Pittsburgh Press, September 21, 1920


"'I was in Paris at the time of Miss Thomas' death,' Mr. [Owen] Moore said. 'All stories about drinking and wild parties are wrong. We had parties together all of us, of course, and we had things to drink, naturally, but there was no such thing as carousing. Olive Thomas did not commit suicide. It was her intent to take one of the many tonics that had been prescribed for her run down condition when she took the bichloride of mercury. Miss Thomas wanted to live and begged the doctors not to let her die. She felt particularly that her family was dependent upon her. She always spoke tenderly of her husband and there was not a quarrel between them. Jack Pickford is going to California soon but will not take part in any film presentation for some time.'"

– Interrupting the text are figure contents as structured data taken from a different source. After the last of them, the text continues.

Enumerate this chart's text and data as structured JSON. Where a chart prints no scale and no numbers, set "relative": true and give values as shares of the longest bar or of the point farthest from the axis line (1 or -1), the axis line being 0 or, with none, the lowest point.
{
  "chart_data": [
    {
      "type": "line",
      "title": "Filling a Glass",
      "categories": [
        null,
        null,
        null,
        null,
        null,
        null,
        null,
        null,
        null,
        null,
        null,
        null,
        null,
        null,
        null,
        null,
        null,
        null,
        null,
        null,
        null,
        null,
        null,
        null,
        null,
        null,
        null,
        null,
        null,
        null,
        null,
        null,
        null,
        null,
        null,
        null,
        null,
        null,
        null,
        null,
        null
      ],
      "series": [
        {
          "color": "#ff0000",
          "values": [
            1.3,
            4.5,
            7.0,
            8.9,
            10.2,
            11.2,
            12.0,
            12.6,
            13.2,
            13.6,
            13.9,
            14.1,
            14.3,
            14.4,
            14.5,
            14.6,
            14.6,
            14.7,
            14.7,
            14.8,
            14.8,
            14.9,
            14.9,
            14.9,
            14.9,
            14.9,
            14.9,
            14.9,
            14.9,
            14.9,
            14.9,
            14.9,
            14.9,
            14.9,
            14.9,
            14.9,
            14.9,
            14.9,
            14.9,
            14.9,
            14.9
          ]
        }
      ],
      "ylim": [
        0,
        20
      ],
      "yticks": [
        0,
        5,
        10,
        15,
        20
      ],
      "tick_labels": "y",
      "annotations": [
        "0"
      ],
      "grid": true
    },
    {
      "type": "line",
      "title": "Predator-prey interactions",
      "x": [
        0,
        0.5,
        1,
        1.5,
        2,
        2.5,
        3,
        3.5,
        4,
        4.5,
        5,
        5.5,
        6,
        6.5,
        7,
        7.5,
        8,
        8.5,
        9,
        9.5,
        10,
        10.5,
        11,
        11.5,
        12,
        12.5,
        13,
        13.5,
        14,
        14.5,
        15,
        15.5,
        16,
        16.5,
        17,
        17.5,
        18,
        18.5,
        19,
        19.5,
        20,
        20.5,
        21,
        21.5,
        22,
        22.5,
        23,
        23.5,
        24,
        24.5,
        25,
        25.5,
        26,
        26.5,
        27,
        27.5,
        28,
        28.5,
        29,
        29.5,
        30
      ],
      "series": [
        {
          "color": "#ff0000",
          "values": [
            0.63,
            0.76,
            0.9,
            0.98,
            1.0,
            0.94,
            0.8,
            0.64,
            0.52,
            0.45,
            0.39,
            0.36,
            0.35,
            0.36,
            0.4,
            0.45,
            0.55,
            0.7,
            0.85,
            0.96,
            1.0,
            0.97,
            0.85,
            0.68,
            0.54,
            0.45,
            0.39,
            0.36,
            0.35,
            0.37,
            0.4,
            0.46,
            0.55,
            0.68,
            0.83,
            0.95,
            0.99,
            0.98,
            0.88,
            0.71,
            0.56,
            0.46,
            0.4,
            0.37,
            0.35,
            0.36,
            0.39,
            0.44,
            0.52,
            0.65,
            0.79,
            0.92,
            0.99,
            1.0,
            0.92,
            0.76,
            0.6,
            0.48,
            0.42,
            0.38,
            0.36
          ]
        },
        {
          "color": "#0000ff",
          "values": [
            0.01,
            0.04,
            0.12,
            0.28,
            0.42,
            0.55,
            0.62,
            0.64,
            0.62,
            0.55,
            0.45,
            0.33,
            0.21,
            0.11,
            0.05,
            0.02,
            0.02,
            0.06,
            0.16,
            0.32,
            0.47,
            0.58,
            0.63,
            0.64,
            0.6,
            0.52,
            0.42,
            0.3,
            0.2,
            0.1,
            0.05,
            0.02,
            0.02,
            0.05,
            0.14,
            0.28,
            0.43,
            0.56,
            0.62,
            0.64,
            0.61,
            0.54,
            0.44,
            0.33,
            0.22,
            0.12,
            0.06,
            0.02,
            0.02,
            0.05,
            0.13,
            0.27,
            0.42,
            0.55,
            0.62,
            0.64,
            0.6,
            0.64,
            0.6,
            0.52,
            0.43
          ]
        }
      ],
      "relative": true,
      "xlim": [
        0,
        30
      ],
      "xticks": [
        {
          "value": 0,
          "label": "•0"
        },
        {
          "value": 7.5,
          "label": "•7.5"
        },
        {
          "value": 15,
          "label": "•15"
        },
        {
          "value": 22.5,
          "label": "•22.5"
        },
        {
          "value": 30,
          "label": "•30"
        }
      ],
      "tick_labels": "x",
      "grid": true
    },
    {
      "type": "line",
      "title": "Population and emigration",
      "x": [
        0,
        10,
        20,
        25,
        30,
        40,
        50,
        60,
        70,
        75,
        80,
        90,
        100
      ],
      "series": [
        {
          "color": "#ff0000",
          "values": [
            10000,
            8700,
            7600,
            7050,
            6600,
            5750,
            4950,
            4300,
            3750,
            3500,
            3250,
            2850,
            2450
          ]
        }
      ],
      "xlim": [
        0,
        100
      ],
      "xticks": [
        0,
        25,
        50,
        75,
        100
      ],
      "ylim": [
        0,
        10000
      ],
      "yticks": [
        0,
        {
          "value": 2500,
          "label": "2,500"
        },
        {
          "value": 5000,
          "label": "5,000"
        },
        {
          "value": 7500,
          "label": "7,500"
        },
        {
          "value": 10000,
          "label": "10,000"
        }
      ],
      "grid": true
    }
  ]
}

The Milwaukee Journal, September 26, 1920

"The estate of Olive Thomas Pickford, film star and wife of Jack Pickford, who died by poison in Paris on September 10, 1920, was appraised yesterday at $37,094 gross and $27,644 net, all of which goes to her mother, Mrs. Lourene VanKirk of St. Louis. The report shows that her husband paid all the funeral expenses. Her property included $8,000 as the value of two autos, and the remainder consisted chiefly of jewelry and clothing."